Tun Dr Mahathir Mohamad speaks to reporters during a press conference at Al-Bukhary Foundation in Kuala Lumpur April 19, 2019. — Picture by Shafwan Zaidon
Tun Dr Mahathir Mohamad speaks to reporters during a press conference at Al-Bukhary Foundation in Kuala Lumpur April 19, 2019. — Picture by Shafwan Zaidon

KUALA LUMPUR, April 19 — The candidate to replace Tan Sri Richard Malanjum as chief justice (CJ) is still awaiting approval from the Conference of Rulers, Tun Dr Mahathir Mohamad said today.

The prime minister said there is a provision that requires the nomination to be submitted to the Conference and not just Yang di-Pertuan Agong amid the purported delay of appointing the replacement.

“We have informed the Agong. There is a need for [him] to inform the other rulers, so that is being done now and we are waiting for them to give the approval,” he was quoted as telling a press conference here.

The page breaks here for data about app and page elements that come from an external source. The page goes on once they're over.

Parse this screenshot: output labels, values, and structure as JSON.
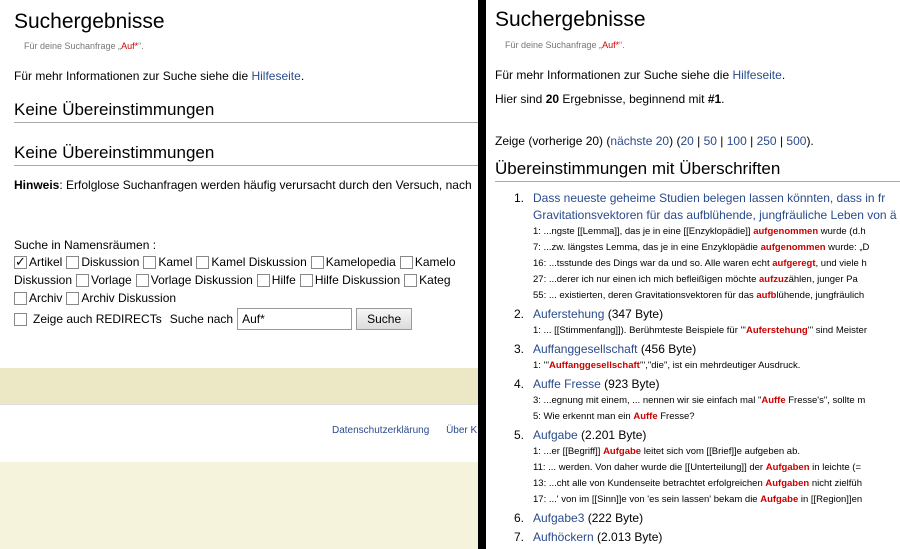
{
  "left": {
    "title": "Suchergebnisse",
    "subtitle_prefix": "Für deine Suchanfrage „",
    "subtitle_query": "Auf*",
    "subtitle_suffix": "“.",
    "info_prefix": "Für mehr Informationen zur Suche siehe die ",
    "info_link": "Hilfeseite",
    "info_suffix": ".",
    "heading1": "Keine Übereinstimmungen",
    "heading2": "Keine Übereinstimmungen",
    "hint_label": "Hinweis",
    "hint_text": ": Erfolglose Suchanfragen werden häufig verursacht durch den Versuch, nach",
    "namespaces_title": "Suche in Namensräumen :",
    "namespaces_row1": [
      {
        "label": "Artikel",
        "checked": true
      },
      {
        "label": "Diskussion",
        "checked": false
      },
      {
        "label": "Kamel",
        "checked": false
      },
      {
        "label": "Kamel Diskussion",
        "checked": false
      },
      {
        "label": "Kamelopedia",
        "checked": false
      },
      {
        "label": "Kamelo",
        "checked": false
      }
    ],
    "namespaces_row2_lead": "Diskussion",
    "namespaces_row2": [
      {
        "label": "Vorlage",
        "checked": false
      },
      {
        "label": "Vorlage Diskussion",
        "checked": false
      },
      {
        "label": "Hilfe",
        "checked": false
      },
      {
        "label": "Hilfe Diskussion",
        "checked": false
      },
      {
        "label": "Kateg",
        "checked": false
      }
    ],
    "namespaces_row3": [
      {
        "label": "Archiv",
        "checked": false
      },
      {
        "label": "Archiv Diskussion",
        "checked": false
      }
    ],
    "redirects_label": "Zeige auch REDIRECTs",
    "search_label": "Suche nach",
    "search_value": "Auf*",
    "search_button": "Suche",
    "footer_privacy": "Datenschutzerklärung",
    "footer_about": "Über K"
  },
  "right": {
    "title": "Suchergebnisse",
    "subtitle_prefix": "Für deine Suchanfrage „",
    "subtitle_query": "Auf*",
    "subtitle_suffix": "“.",
    "info_prefix": "Für mehr Informationen zur Suche siehe die ",
    "info_link": "Hilfeseite",
    "info_suffix": ".",
    "count_prefix": "Hier sind ",
    "count_value": "20",
    "count_mid": " Ergebnisse, beginnend mit ",
    "count_start": "#1",
    "count_suffix": ".",
    "pager_prefix": "Zeige (vorherige 20) (",
    "pager_next": "nächste 20",
    "pager_mid": ") (",
    "pager_sizes": [
      "20",
      "50",
      "100",
      "250",
      "500"
    ],
    "pager_suffix": ").",
    "heading": "Übereinstimmungen mit Überschriften",
    "results": [
      {
        "num": "1.",
        "title": "Dass neueste geheime Studien belegen lassen könnten, dass in fr",
        "title2": "Gravitationsvektoren für das aufblühende, jungfräuliche Leben von ä",
        "size": "",
        "snippets": [
          {
            "pre": "1: ...ngste [[Lemma]], das je in eine [[Enzyklopädie]] ",
            "hl": "aufgenommen",
            "post": " wurde (d.h"
          },
          {
            "pre": "7: ...zw. längstes Lemma, das je in eine Enzyklopädie ",
            "hl": "aufgenommen",
            "post": " wurde: „D"
          },
          {
            "pre": "16: ...tsstunde des Dings war da und so. Alle waren echt ",
            "hl": "aufgeregt",
            "post": ", und viele h"
          },
          {
            "pre": "27: ...derer ich nur einen ich mich befleißigen möchte ",
            "hl": "aufzuz",
            "post": "ählen, junger Pa"
          },
          {
            "pre": "55: ... existierten, deren Gravitationsvektoren für das ",
            "hl": "aufb",
            "post": "lühende, jungfräulich"
          }
        ]
      },
      {
        "num": "2.",
        "title": "Auferstehung",
        "size": " (347 Byte)",
        "snippets": [
          {
            "pre": "1: ... [[Stimmenfang]]). Berühmteste Beispiele für '''",
            "hl": "Auferstehung",
            "post": "''' sind Meister"
          }
        ]
      },
      {
        "num": "3.",
        "title": "Auffanggesellschaft",
        "size": " (456 Byte)",
        "snippets": [
          {
            "pre": "1: '''",
            "hl": "Auffanggesellschaft",
            "post": "''',\"die\", ist ein mehrdeutiger Ausdruck."
          }
        ]
      },
      {
        "num": "4.",
        "title": "Auffe Fresse",
        "size": " (923 Byte)",
        "snippets": [
          {
            "pre": "3: ...egnung mit einem, ... nennen wir sie einfach mal \"",
            "hl": "Auffe",
            "post": " Fresse's\", sollte m"
          },
          {
            "pre": "5: Wie erkennt man ein ",
            "hl": "Auffe",
            "post": " Fresse?"
          }
        ]
      },
      {
        "num": "5.",
        "title": "Aufgabe",
        "size": " (2.201 Byte)",
        "snippets": [
          {
            "pre": "1: ...er [[Begriff]] ",
            "hl": "Aufgabe",
            "post": " leitet sich vom [[Brief]]e aufgeben ab."
          },
          {
            "pre": "11: ... werden. Von daher wurde die [[Unterteilung]] der ",
            "hl": "Aufgaben",
            "post": " in leichte (="
          },
          {
            "pre": "13: ...cht alle von Kundenseite betrachtet erfolgreichen ",
            "hl": "Aufgaben",
            "post": " nicht zielfüh"
          },
          {
            "pre": "17: ...' von im [[Sinn]]e von 'es sein lassen' bekam die ",
            "hl": "Aufgabe",
            "post": " in [[Region]]en"
          }
        ]
      },
      {
        "num": "6.",
        "title": "Aufgabe3",
        "size": " (222 Byte)",
        "snippets": []
      },
      {
        "num": "7.",
        "title": "Aufhöckern",
        "size": " (2.013 Byte)",
        "snippets": [
          {
            "pre": "1: ...öckern''' bezeichnet man die beschleunigte Wasser",
            "hl": "aufnahmepraxis",
            "post": " für [[K"
          }
        ]
      }
    ]
  }
}
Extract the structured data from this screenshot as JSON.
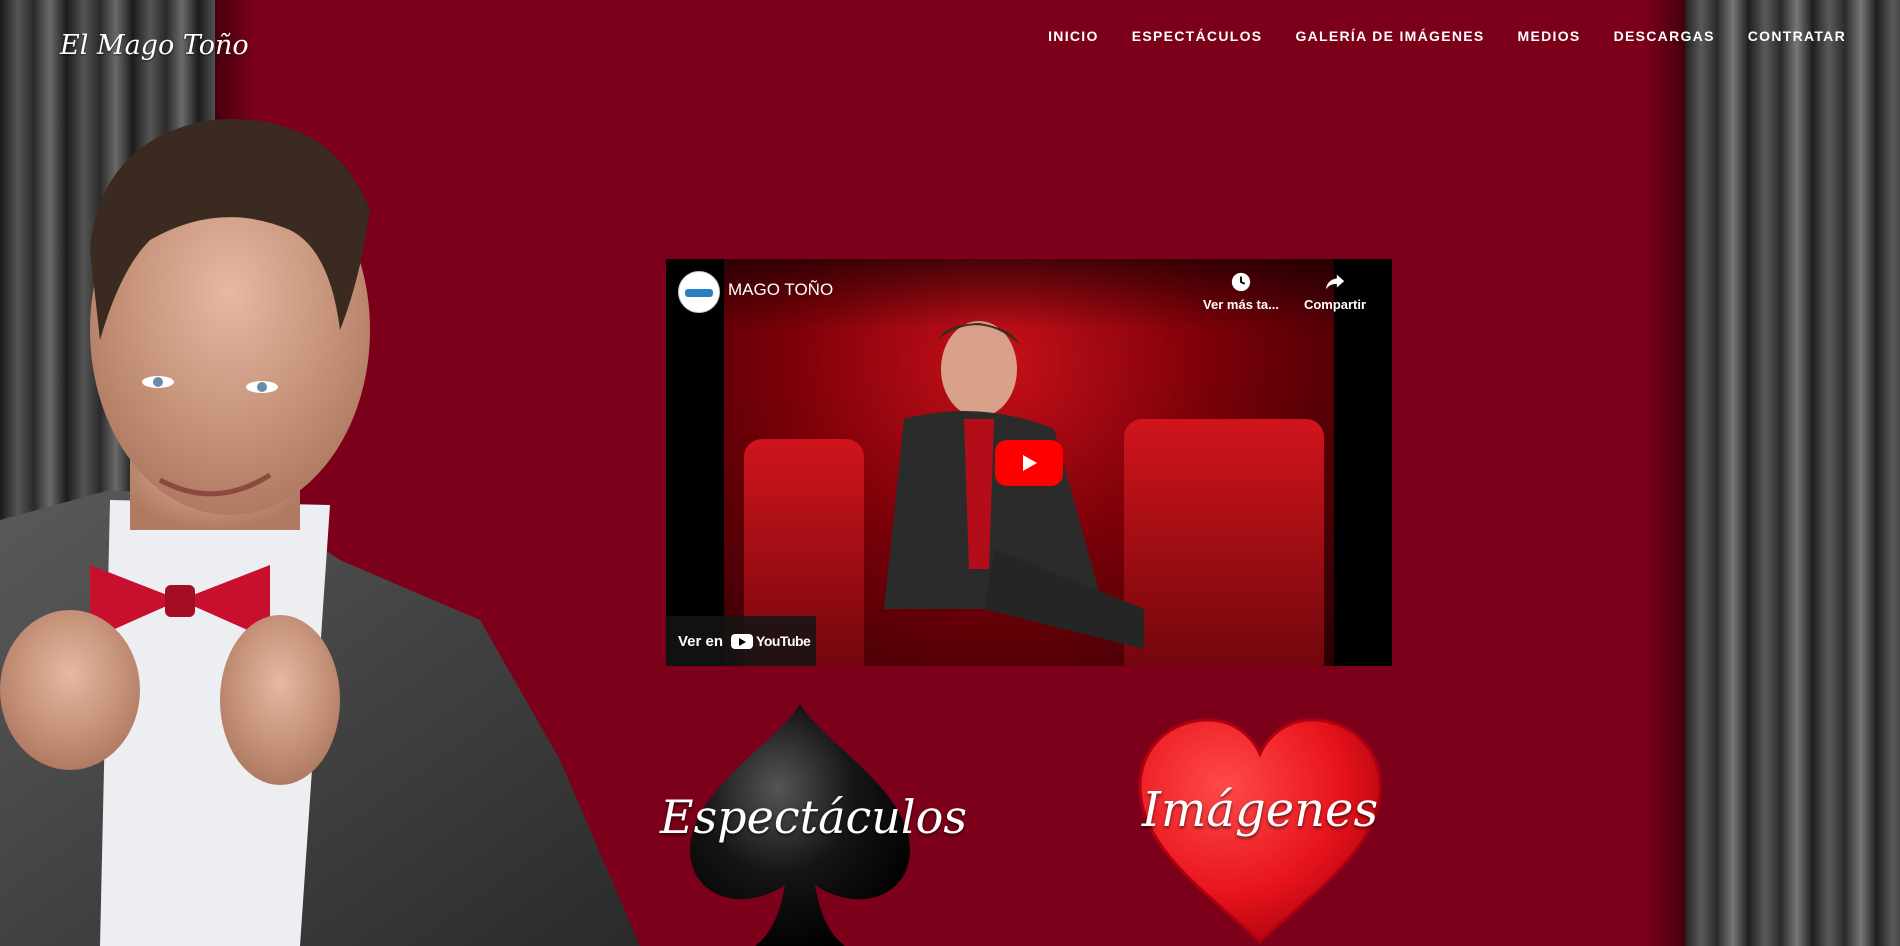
{
  "brand": {
    "name": "El Mago Toño"
  },
  "nav": {
    "items": [
      "INICIO",
      "ESPECTÁCULOS",
      "GALERÍA DE IMÁGENES",
      "MEDIOS",
      "DESCARGAS",
      "CONTRATAR"
    ]
  },
  "video": {
    "title": "MAGO TOÑO",
    "watch_later": "Ver más ta...",
    "share": "Compartir",
    "watch_on": "Ver en",
    "platform": "YouTube"
  },
  "cards": {
    "spade_label": "Espectáculos",
    "heart_label": "Imágenes"
  },
  "colors": {
    "background": "#7c0019",
    "youtube_red": "#ff0000",
    "heart_red": "#e8141c"
  },
  "icons": {
    "watch_later": "clock-icon",
    "share": "share-icon",
    "play": "play-icon"
  }
}
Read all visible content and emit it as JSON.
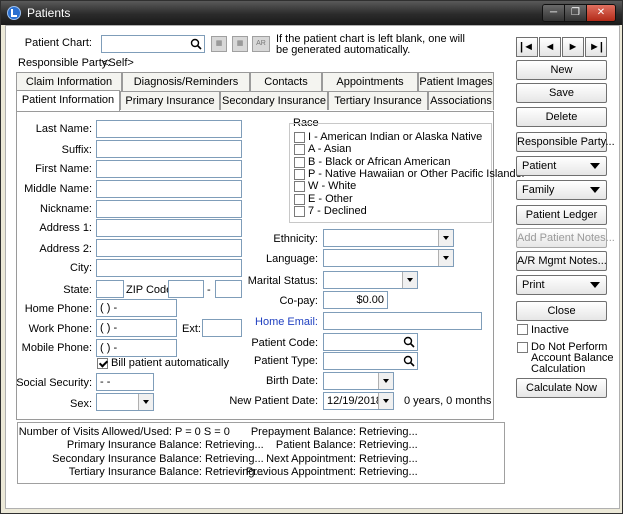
{
  "window": {
    "title": "Patients",
    "controls": [
      "minimize",
      "restore",
      "close"
    ]
  },
  "header": {
    "patient_chart_label": "Patient Chart:",
    "patient_chart_value": "",
    "ar_label": "AR",
    "hint_line1": "If the patient chart is left blank, one will",
    "hint_line2": "be generated automatically.",
    "responsible_party_label": "Responsible Party:",
    "responsible_party_value": "<Self>"
  },
  "tabs_top": [
    "Claim Information",
    "Diagnosis/Reminders",
    "Contacts",
    "Appointments",
    "Patient Images"
  ],
  "tabs_bottom": [
    "Patient Information",
    "Primary Insurance",
    "Secondary Insurance",
    "Tertiary Insurance",
    "Associations"
  ],
  "form": {
    "last_name": "Last Name:",
    "suffix": "Suffix:",
    "first_name": "First Name:",
    "middle_name": "Middle Name:",
    "nickname": "Nickname:",
    "address1": "Address 1:",
    "address2": "Address 2:",
    "city": "City:",
    "state": "State:",
    "zip": "ZIP Code:",
    "zip_sep": "-",
    "home_phone": "Home Phone:",
    "work_phone": "Work Phone:",
    "ext": "Ext:",
    "mobile_phone": "Mobile Phone:",
    "phone_mask": "(   )     -",
    "bill_auto": "Bill patient automatically",
    "ssn": "Social Security:",
    "ssn_mask": "  -   -",
    "sex": "Sex:",
    "race_label": "Race",
    "race_options": [
      "I -  American Indian or Alaska Native",
      "A -  Asian",
      "B -  Black or African American",
      "P -  Native Hawaiian or Other Pacific Islander",
      "W - White",
      "E -  Other",
      "7 -  Declined"
    ],
    "ethnicity": "Ethnicity:",
    "language": "Language:",
    "marital": "Marital Status:",
    "copay": "Co-pay:",
    "copay_value": "$0.00",
    "home_email": "Home Email:",
    "patient_code": "Patient Code:",
    "patient_type": "Patient Type:",
    "birth_date": "Birth Date:",
    "new_patient_date": "New Patient Date:",
    "new_patient_date_value": "12/19/2018",
    "age_text": "0 years, 0 months"
  },
  "summary": {
    "visits": "Number of Visits Allowed/Used:",
    "visits_value": "P = 0  S = 0",
    "primary": "Primary Insurance Balance:",
    "secondary": "Secondary Insurance Balance:",
    "tertiary": "Tertiary Insurance Balance:",
    "prepayment": "Prepayment Balance:",
    "patient_balance": "Patient Balance:",
    "next_appt": "Next Appointment:",
    "prev_appt": "Previous Appointment:",
    "retrieving": "Retrieving..."
  },
  "right": {
    "nav": [
      "|◄",
      "◄",
      "►",
      "►|"
    ],
    "new": "New",
    "save": "Save",
    "delete": "Delete",
    "responsible_party": "Responsible Party...",
    "patient": "Patient",
    "family": "Family",
    "ledger": "Patient Ledger",
    "add_notes": "Add Patient Notes...",
    "ar_notes": "A/R Mgmt Notes...",
    "print": "Print",
    "close": "Close",
    "inactive": "Inactive",
    "no_balance_line1": "Do Not Perform",
    "no_balance_line2": "Account Balance",
    "no_balance_line3": "Calculation",
    "calculate": "Calculate Now"
  }
}
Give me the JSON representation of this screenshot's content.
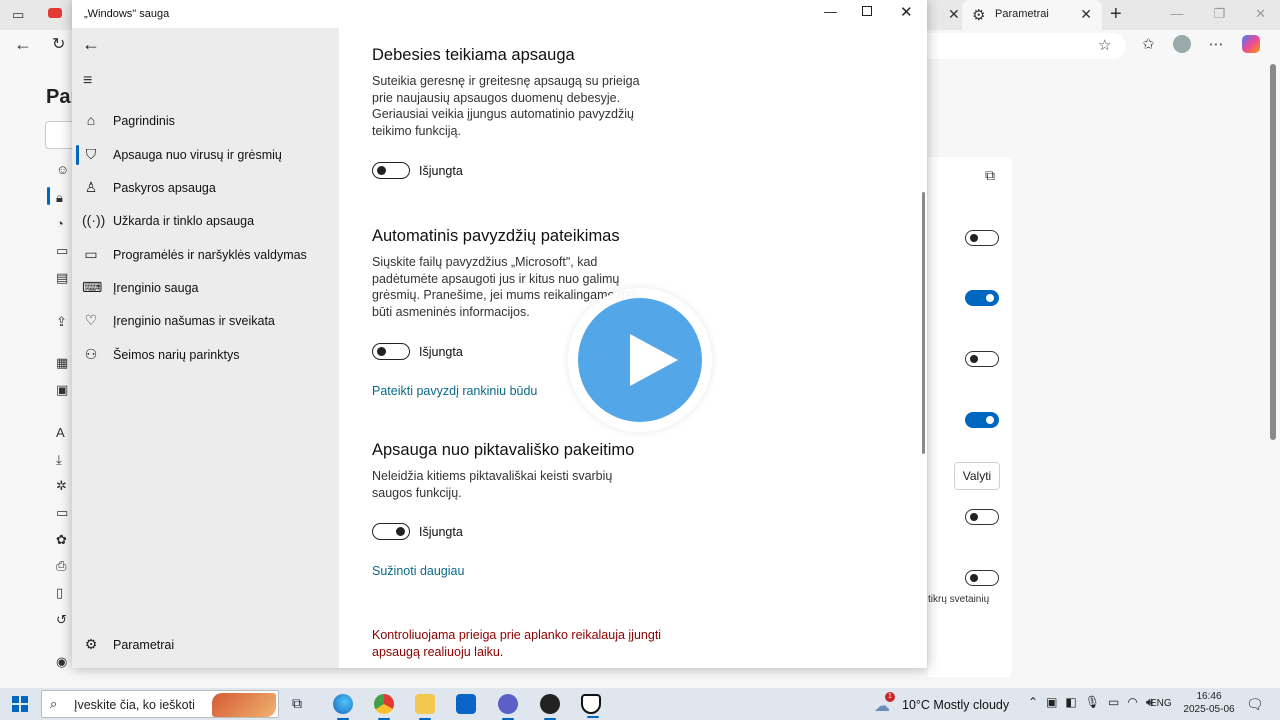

Yesterday, Singapore’s Straits Times reported that Putrajaya and the Malay rulers could again tangle over another crucial appointment, with a report suggesting that the latter were holding up the replacement for Malanjum.

The appointment of the country’s most senior judge must gain consent of the Yang di-Pertuan Agong to be effective, which it has not, leaving the judiciary leaderless for the time being.

The situation now is similar to the resistance towards Tommy Thomas’s appointment as attorney general (AG) last year, which was believed to have been delayed over the Yang di-Pertuan Agong’s purported concerns about the former’s ability to defend Malay-Muslim interests.

Then Yang di-Pertuan Agong Sultan Muhammad V eventually relented, however, paving way for Thomas to become the first non-Muslim to fill the role of Malaysia’s AG, but the rumblings did not end there.

The CJ’s appointment will be closely watched as it will serve as an indicator of the health of relations between the federal government and the Malay rulers, after public spats over various issues including the abortive bid to ratify the Rome Statute of the International Criminal Court.